Ainda tem mais, claro. Além do desafio de ter que dar continuidade aos eventos de “Guerra Infinita”, “Ultimato” precisava encerrar a Fase 3 do MCU e criar um fabuloso desfecho para os 22 filmes que compõem a maior mitologia já criada para o cinema. Daí que os irmãos Russo não se intimidaram e fizeram uma grande homenagem ao MCU, seus protagonistas, entregando referências, citações, easter eggs de quase todos os longas já lançados, e até ajudando a reabilitar alguns. São tantas as visitas ao passado desse universo, tantas homenagens, que até agora vamos pescando uma coisa aqui, outra ali, e provavelmente será assim da terceira, quarta, quinta vez que assistirmos ao filme.

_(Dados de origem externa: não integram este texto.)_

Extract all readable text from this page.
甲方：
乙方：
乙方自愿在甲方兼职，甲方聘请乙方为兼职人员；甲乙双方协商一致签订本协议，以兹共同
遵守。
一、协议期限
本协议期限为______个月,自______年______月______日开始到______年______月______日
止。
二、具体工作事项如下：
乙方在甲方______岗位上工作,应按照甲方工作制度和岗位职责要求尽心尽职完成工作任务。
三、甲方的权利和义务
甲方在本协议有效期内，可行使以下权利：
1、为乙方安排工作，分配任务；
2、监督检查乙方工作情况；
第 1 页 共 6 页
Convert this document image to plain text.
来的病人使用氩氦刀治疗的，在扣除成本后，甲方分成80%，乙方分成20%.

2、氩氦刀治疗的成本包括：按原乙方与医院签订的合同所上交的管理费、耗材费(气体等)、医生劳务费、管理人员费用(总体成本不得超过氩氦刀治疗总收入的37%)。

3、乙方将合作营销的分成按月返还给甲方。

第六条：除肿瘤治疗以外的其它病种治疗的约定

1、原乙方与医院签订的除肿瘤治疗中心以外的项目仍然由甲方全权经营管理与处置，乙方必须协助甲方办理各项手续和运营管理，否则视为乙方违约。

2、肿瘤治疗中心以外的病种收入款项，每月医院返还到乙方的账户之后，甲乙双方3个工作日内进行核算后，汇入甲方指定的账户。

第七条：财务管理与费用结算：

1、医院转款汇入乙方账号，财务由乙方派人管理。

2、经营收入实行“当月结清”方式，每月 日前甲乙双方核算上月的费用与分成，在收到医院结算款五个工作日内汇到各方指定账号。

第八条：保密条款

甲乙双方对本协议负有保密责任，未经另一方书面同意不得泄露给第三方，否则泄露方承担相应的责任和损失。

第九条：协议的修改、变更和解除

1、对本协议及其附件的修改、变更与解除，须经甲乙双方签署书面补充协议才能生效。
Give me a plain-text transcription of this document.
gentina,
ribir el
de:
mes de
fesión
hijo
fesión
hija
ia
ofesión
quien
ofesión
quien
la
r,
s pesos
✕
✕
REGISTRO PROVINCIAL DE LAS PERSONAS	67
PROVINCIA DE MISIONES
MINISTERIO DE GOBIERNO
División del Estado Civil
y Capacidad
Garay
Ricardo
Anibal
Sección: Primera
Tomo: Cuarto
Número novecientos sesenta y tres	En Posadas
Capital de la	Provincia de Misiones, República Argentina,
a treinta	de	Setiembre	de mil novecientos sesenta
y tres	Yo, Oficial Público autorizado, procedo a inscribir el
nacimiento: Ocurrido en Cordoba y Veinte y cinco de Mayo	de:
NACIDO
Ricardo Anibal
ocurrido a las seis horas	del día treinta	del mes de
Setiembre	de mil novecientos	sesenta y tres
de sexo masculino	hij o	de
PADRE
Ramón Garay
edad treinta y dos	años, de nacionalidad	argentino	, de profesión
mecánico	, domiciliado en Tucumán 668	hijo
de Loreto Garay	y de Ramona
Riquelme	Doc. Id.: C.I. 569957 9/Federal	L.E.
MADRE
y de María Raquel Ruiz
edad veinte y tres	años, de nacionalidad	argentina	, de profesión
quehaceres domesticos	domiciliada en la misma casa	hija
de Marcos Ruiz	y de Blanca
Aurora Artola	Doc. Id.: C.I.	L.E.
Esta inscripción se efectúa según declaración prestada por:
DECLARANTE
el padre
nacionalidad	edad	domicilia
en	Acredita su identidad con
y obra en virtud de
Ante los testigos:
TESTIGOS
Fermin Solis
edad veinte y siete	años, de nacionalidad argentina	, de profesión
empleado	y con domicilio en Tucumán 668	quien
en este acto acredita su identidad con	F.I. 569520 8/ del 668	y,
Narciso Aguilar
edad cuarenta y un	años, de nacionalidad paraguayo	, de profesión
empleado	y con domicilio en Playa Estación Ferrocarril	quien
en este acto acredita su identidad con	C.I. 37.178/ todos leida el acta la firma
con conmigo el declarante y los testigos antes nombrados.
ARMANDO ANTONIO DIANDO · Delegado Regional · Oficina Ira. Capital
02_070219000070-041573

A mais recente produção do Marvel Studios merece todos os elogios que recebeu da crítica e público, os recordes que vem batendo com espantosa facilidade, toda a expectativa e teorias e discussões criadas ao seu redor. Merece, sim, ser considerado o maior filme de todos os tempos – mas veja bem: o maior, não o melhor. Porque é corajoso ao contar a sua história, encerrar uma saga gigantesca, homenagear a si mesma, amarrar todas as pontas soltas, revisitar seu passado, ser detalhista nas referências a um nível absurdo de perfeccionismo, fazer o público rir, se divertir, ficar tenso, vibrar, bater palmas, urrar como num show de rock ou jogo de futebol, chorar copiosamente.
“Vingadores: Ultimato” é a maior experiência cinematográfica de todos os tempos por não ter vergonha de fazer aquilo que estava nos primórdios da sétima arte: mexer com as emoções do público e provocar toda sorte de reações, alcançando o plexo solar sentimental de todos nós. E olha só, tem muito cineasta com mais pretensão que talento, que se acha a nova encarnação de um Kurosawa, que sequer chegou perto do que foi realizado pelos irmãos Russo.
Vida longa e próspera. E obrigado pelos peixes.